Fui aprovada para fazer o curso técnico em Administração, integrado ao ensino médio, mesmo não me vendo trabalhando nessa área. Fui para o curso pela qualidade do aprendizado e foi a melhor decisão que tomei. Como não existe a oferta de muitos cursos – são só duas opções -, os professores de todas as disciplinas nos incentivam a ir atrás dos nossos interesses. Mostram que não precisamos ficar restritos ao que é ensinado em uma área específica. No meu caso, foi a professora de Gestão da Produção e Qualidade que me despertou para a pesquisa.

Quando estava no 2.º ano do ensino médio, entrei para um programa de iniciação científica e me apaixonei pela área, mesmo com todas as dificuldades e o fato de muitas vezes não ter o básico para a pesquisa. Não havia espaços específicos, então usava o laboratório de panificação para os meus experimentos. Tudo sempre foi improvisado e só pôde ser feito por causa da criatividade e dedicação que aprendi a ter com os meus professores.

Foi com base na demanda de uma cooperativa de produtores de noz macadâmia que comecei a pensar em como poderia aproveitar a casa da noz, em vez de jogá-la no lixo. Pesquisei muito sobre material biológico e produzi uma farinha com a casca. Descobri que a membrana da macadâmia possui características como flexibilidade e resistência, o que a torna ótima para substituir o plástico.

Eu sou vegetariana e comecei a pensar em usar a farinha para fazer casacos veganos, em substituição ao couro animal.
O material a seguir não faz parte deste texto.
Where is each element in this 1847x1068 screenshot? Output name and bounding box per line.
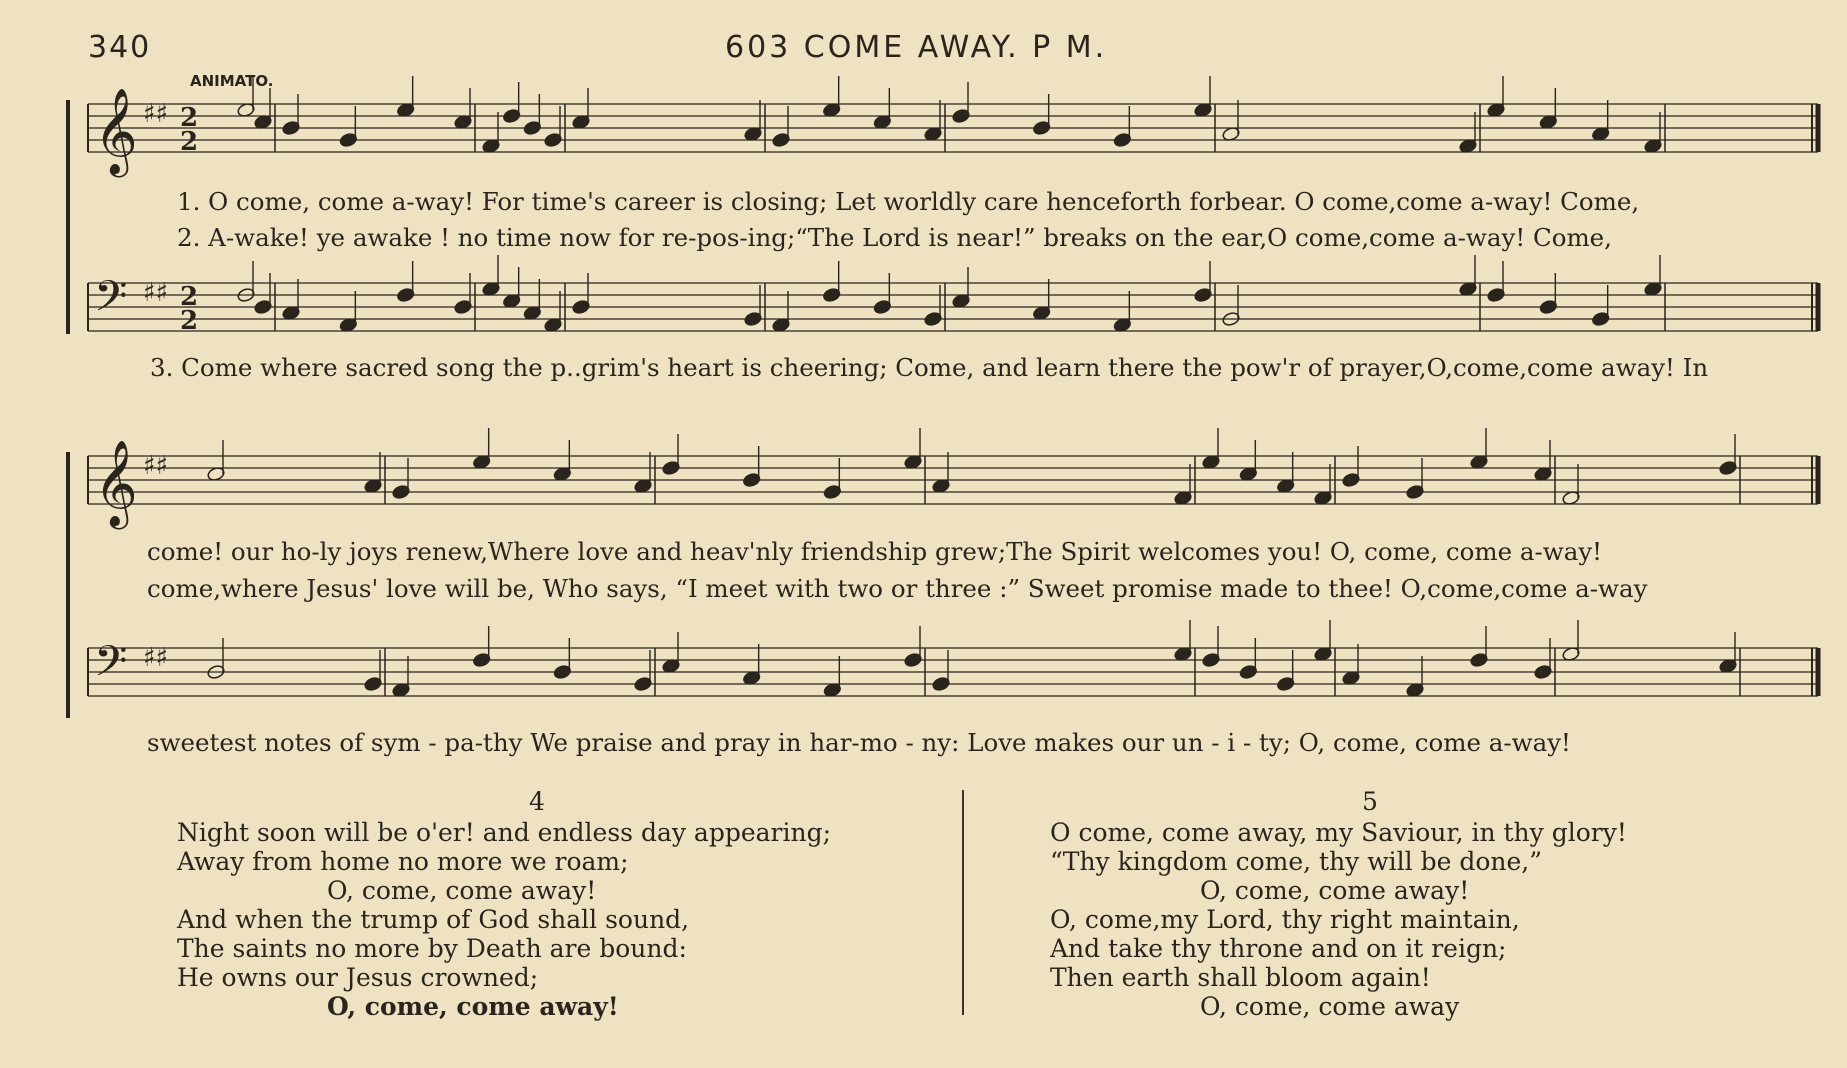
stanza-number: 5 <box>1362 787 1378 816</box>
stanza-line: Night soon will be o'er! and endless day appearing; <box>177 818 832 847</box>
key-signature: ♯♯ <box>143 278 169 308</box>
stanza-line: And take thy throne and on it reign; <box>1050 934 1507 963</box>
lyric-line-verse-1-cont: come! our ho-ly joys renew,Where love and heav'nly friendship grew;The Spirit welcomes you! O, come, come a-way! <box>147 537 1603 566</box>
page-number: 340 <box>88 30 152 65</box>
time-signature: 2 <box>180 127 199 157</box>
stanza-line: And when the trump of God shall sound, <box>177 905 690 934</box>
hymn-title: 603 COME AWAY. P M. <box>725 30 1108 65</box>
time-signature: 2 <box>180 282 199 312</box>
stanza-number: 4 <box>529 787 545 816</box>
lyric-line-verse-1: 1. O come, come a-way! For time's career is closing; Let worldly care henceforth forbear. O come,come a-way! Come, <box>177 187 1640 216</box>
stanza-5 <box>1050 787 1690 1021</box>
key-signature: ♯♯ <box>143 643 169 673</box>
treble-clef: 𝄞 <box>94 88 138 174</box>
stanza-line: Then earth shall bloom again! <box>1050 963 1431 992</box>
lyric-line-verse-3-cont: sweetest notes of sym - pa-thy We praise and pray in har-mo - ny: Love makes our un - i - ty; O, come, come a-way! <box>147 728 1571 757</box>
stanza-line: O, come, come away <box>1200 992 1460 1021</box>
stanza-line: He owns our Jesus crowned; <box>177 963 539 992</box>
bass-clef: 𝄢 <box>94 272 128 332</box>
column-divider <box>962 790 964 1015</box>
time-signature: 2 <box>180 306 199 336</box>
bass-clef: 𝄢 <box>94 637 128 697</box>
stanza-line: “Thy kingdom come, thy will be done,” <box>1050 847 1543 876</box>
stanza-4 <box>177 787 897 1021</box>
stanza-line: O come, come away, my Saviour, in thy glory! <box>1050 818 1627 847</box>
treble-clef: 𝄞 <box>94 440 138 526</box>
stanza-line: O, come, come away! <box>327 992 619 1021</box>
stanza-line: Away from home no more we roam; <box>177 847 629 876</box>
stanza-line: O, come,my Lord, thy right maintain, <box>1050 905 1520 934</box>
stanza-line: O, come, come away! <box>327 876 597 905</box>
tempo-marking: ANIMATO. <box>190 72 274 90</box>
key-signature: ♯♯ <box>143 99 169 129</box>
key-signature: ♯♯ <box>143 451 169 481</box>
stanza-line: O, come, come away! <box>1200 876 1470 905</box>
lyric-line-verse-3: 3. Come where sacred song the p..grim's heart is cheering; Come, and learn there the pow'r of prayer,O,come,come away! In <box>150 353 1709 382</box>
lyric-line-verse-2: 2. A-wake! ye awake ! no time now for re-pos-ing;“The Lord is near!” breaks on the ear,O come,come a-way! Come, <box>177 223 1612 252</box>
time-signature: 2 <box>180 103 199 133</box>
lyric-line-verse-2-cont: come,where Jesus' love will be, Who says, “I meet with two or three :” Sweet promise made to thee! O,come,come a-way <box>147 574 1648 603</box>
stanza-line: The saints no more by Death are bound: <box>177 934 687 963</box>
Descobri que dava certo para essa finalidade, mas continuei pensando em mais utilidades para a minha descoberta. Um dia, passeando com meu cachorro, fui recolher as fezes da calçada com um saquinho plástico e percebi que não há uma forma totalmente adequada de descartar esse material, se seria no lixo seco ou orgânico. Então, tive a ideia de usar a casca da noz para produzir embalagens biodegradáveis.

Eu adorei o processo de descoberta, apesar de todas as dificuldades. Tive de comprar reagente com meu próprio dinheiro, vi material básico faltar nas aulas. No meu câmpus, por exemplo, não havia nem um moinho para triturar a casca da noz e eu tinha de quebrá-la com um martelo. Depois fizemos parceria com outras instituições, que tinham equipamentos mais avançados, mas, como estão em Porto Alegre, muitas vezes minha orientadora me levava até lá por conta própria.

Meu sonho é seguir como cientista, como pesquisadora. Estou estudando para entrar em Química em uma boa universidade pública. Estou testando o uso desse material que produzi como curativo em cicatrizes de pele. É a parte mais desafiadora e que vai demandar mais investimento.

Me assusta ver os cortes que estão acontecendo na educação e ciência, mas o prêmio me incentivou a lutar, a ser uma voz para os alunos brasileiros. Somos capazes de fazer grandes e importantes descobertas, não podemos nos esquecer disso.

As informações são do jornal O Estado de S. Paulo.